AUSTIN, Texas — The partnership between Williamson County and "Live PD" is over.
Both the Williamson County District Attorney and defense lawyers want to use video from "Live PD" in criminal cases. The problem is that in the contract, there is a provision that says video is deleted within 30 days.
The contract is now over, but DA Shawn Dick is still working on getting that video.
"I think we need to be honest and transparent in our discovery to make sure we're turning over everything, every scrap of evidence that exists," Dick said.
He said he had a meeting with Sheriff Robert Chody Monday morning.
“He had agreed to make sure he was going to provide that information,” Dick said.
He added that his position with "Live PD" has always been that he needed to make sure his office got unaired videos from the show and of the witnesses that were on scene.
Regarding the commissioners’ vote, Big Fish Entertainment LLC said quote:
“It is disappointing that 'Live PD' became embroiled in an issue of Williamson County politics, especially with our last scheduled appearance there already slated for this weekend. We thank the Williamson County Sheriff's Office and the community for their participation and wish everyone of Williamson County the best, as we shift our attention to the many other agencies around the country asking to work with 'Live PD.'”
One resident at county commissioners court Tuesday voiced her approval of the show.
“My grandsons look up to the law enforcement officers on the show,” Katherine Larue said. “They get a chance to see them as they work, and they see that they treat others with respect."

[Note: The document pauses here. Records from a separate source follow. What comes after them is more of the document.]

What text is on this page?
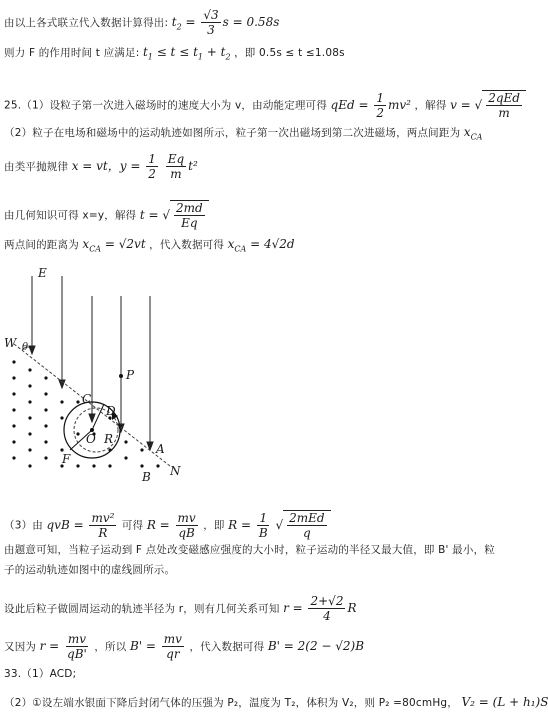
由以上各式联立代入数据计算得出: $t_2 = \frac{√3}{3}$ s = 0.58s
则力 F 的作用时间 t 应满足: $t_1 \le t \le t_1 + t_2$ ，即 0.5s ≤ t ≤1.08s
25.（1）设粒子第一次进入磁场时的速度大小为 v，由动能定理可得 qEd = $\frac{1}{2} mv^2$ ，解得 v = √ $\frac{\text{2qEd}}{m}$
（2）粒子在电场和磁场中的运动轨迹如图所示，粒子第一次出磁场到第二次进磁场，两点间距为 $x_{CA}$
由类平抛规律 x = vt，$y = \frac{1}{2}$
$\frac{Eq}{m} t^2$
由几何知识可得 x=y，解得 t = √ $\frac{2md}{Eq}$
两点间的距离为 $x_{CA} = √2vt$ ，代入数据可得 $x_{CA} = 4√2d$
E
W θ
P
C
D
O R
F
A
B N
（3）由 qvB = $\frac{\text{mv²}}{R}$ 可得 $R = \frac{mv}{qB}$ ，即 $R = \frac{1}{B}$ √ $\frac{\text{2mEd}}{q}$
由题意可知，当粒子运动到 F 点处改变磁感应强度的大小时，粒子运动的半径又最大值，即 B' 最小，粒
子的运动轨迹如图中的虚线圆所示。
设此后粒子做圆周运动的轨迹半径为 r，则有几何关系可知 $r = \frac{2+√2}{4}$ R
又因为 $r = \frac{mv}{qB'}$ ，所以 $B' = \frac{mv}{qr}$ ，代入数据可得 B' = 2(2 − √2)B
33.（1）ACD;
（2）①设左端水银面下降后封闭气体的压强为 P₂，温度为 T₂，体积为 V₂，则 P₂ =80cmHg， V₂ = (L + h₁)S
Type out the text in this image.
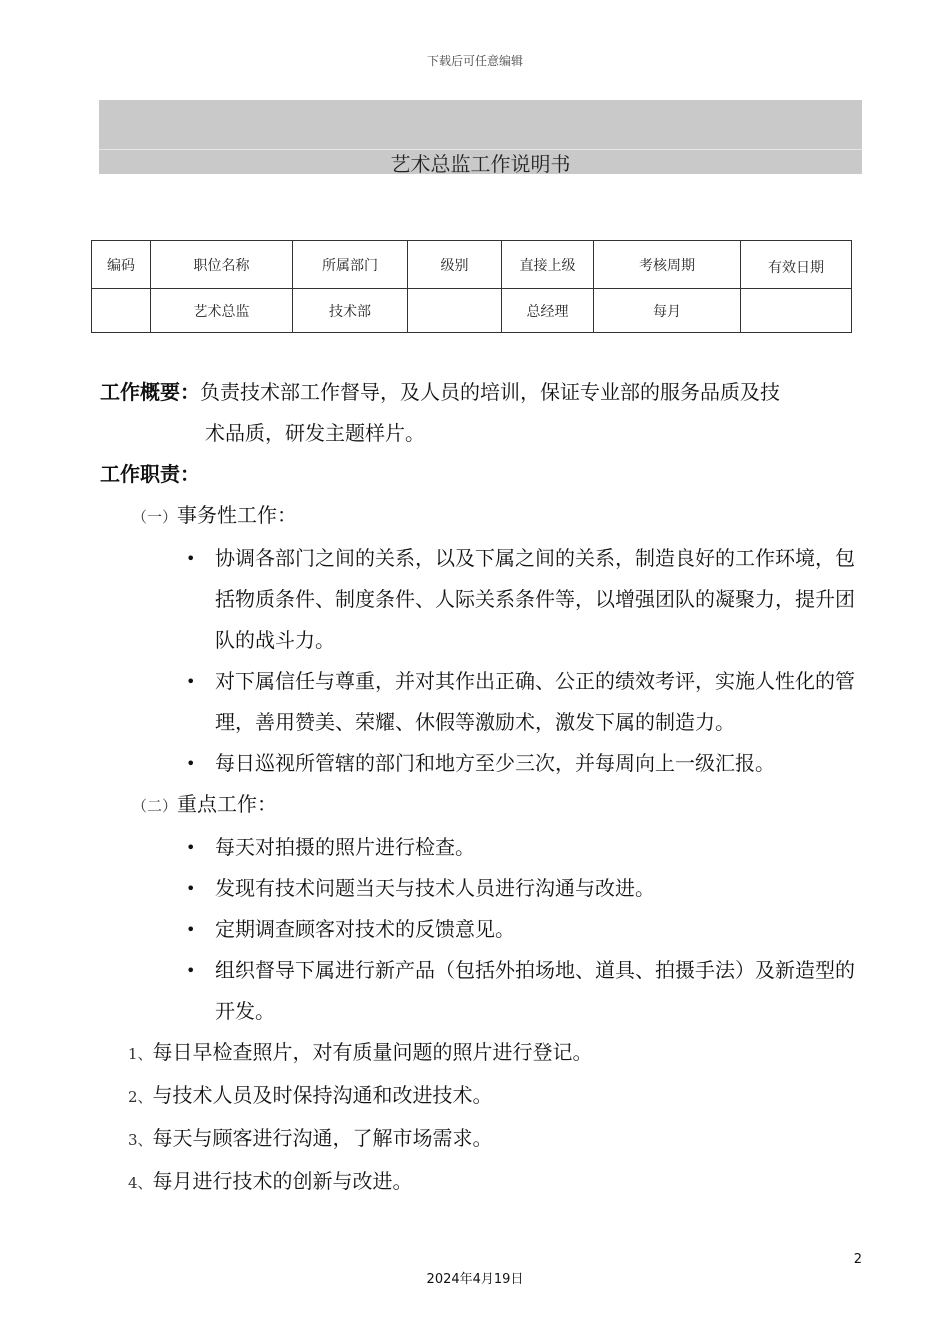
下载后可任意编辑
艺术总监工作说明书
编码	职位名称	所属部门	级别	直接上级	考核周期	有效日期
	艺术总监	技术部		总经理	每月	
工作概要：负责技术部工作督导，及人员的培训，保证专业部的服务品质及技
术品质，研发主题样片。
工作职责：
（一）事务性工作：
• 协调各部门之间的关系，以及下属之间的关系，制造良好的工作环境，包括物质条件、制度条件、人际关系条件等，以增强团队的凝聚力，提升团队的战斗力。
• 对下属信任与尊重，并对其作出正确、公正的绩效考评，实施人性化的管理，善用赞美、荣耀、休假等激励术，激发下属的制造力。
• 每日巡视所管辖的部门和地方至少三次，并每周向上一级汇报。
（二）重点工作：
• 每天对拍摄的照片进行检查。
• 发现有技术问题当天与技术人员进行沟通与改进。
• 定期调查顾客对技术的反馈意见。
• 组织督导下属进行新产品（包括外拍场地、道具、拍摄手法）及新造型的开发。
1、每日早检查照片，对有质量问题的照片进行登记。
2、与技术人员及时保持沟通和改进技术。
3、每天与顾客进行沟通，了解市场需求。
4、每月进行技术的创新与改进。
2
2024年4月19日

Other residents criticized "Live PD."
“When I went to school, I learned that we're innocent in this country until proven guilty,” Denise Gordon said. “Why are we allowing people's pictures and their arrests to be publicized and put on TV for entertainment?”
Many residents also continued to ask that a sheriff's office commander, Steve Deaton, be fired for his social media posts depicting date rape and violence against minorities.
The county judge called for a review of the county's social media policy within the next seven days, but ultimately the sheriff alone has the authority to discipline his staff.
DA Dick said Tuesday that Deaton's posts were “despicable, demented, disgusting.”
He said the fear he has is that there are survivors that do not trust Williamson County government.
“We have limited resources,” Dick said. “But we’ll do everything that we can to make sure no one in our county feels unsafe or discriminated against … We’ll take every step that we can in our office to make sure that every survivor's heard.”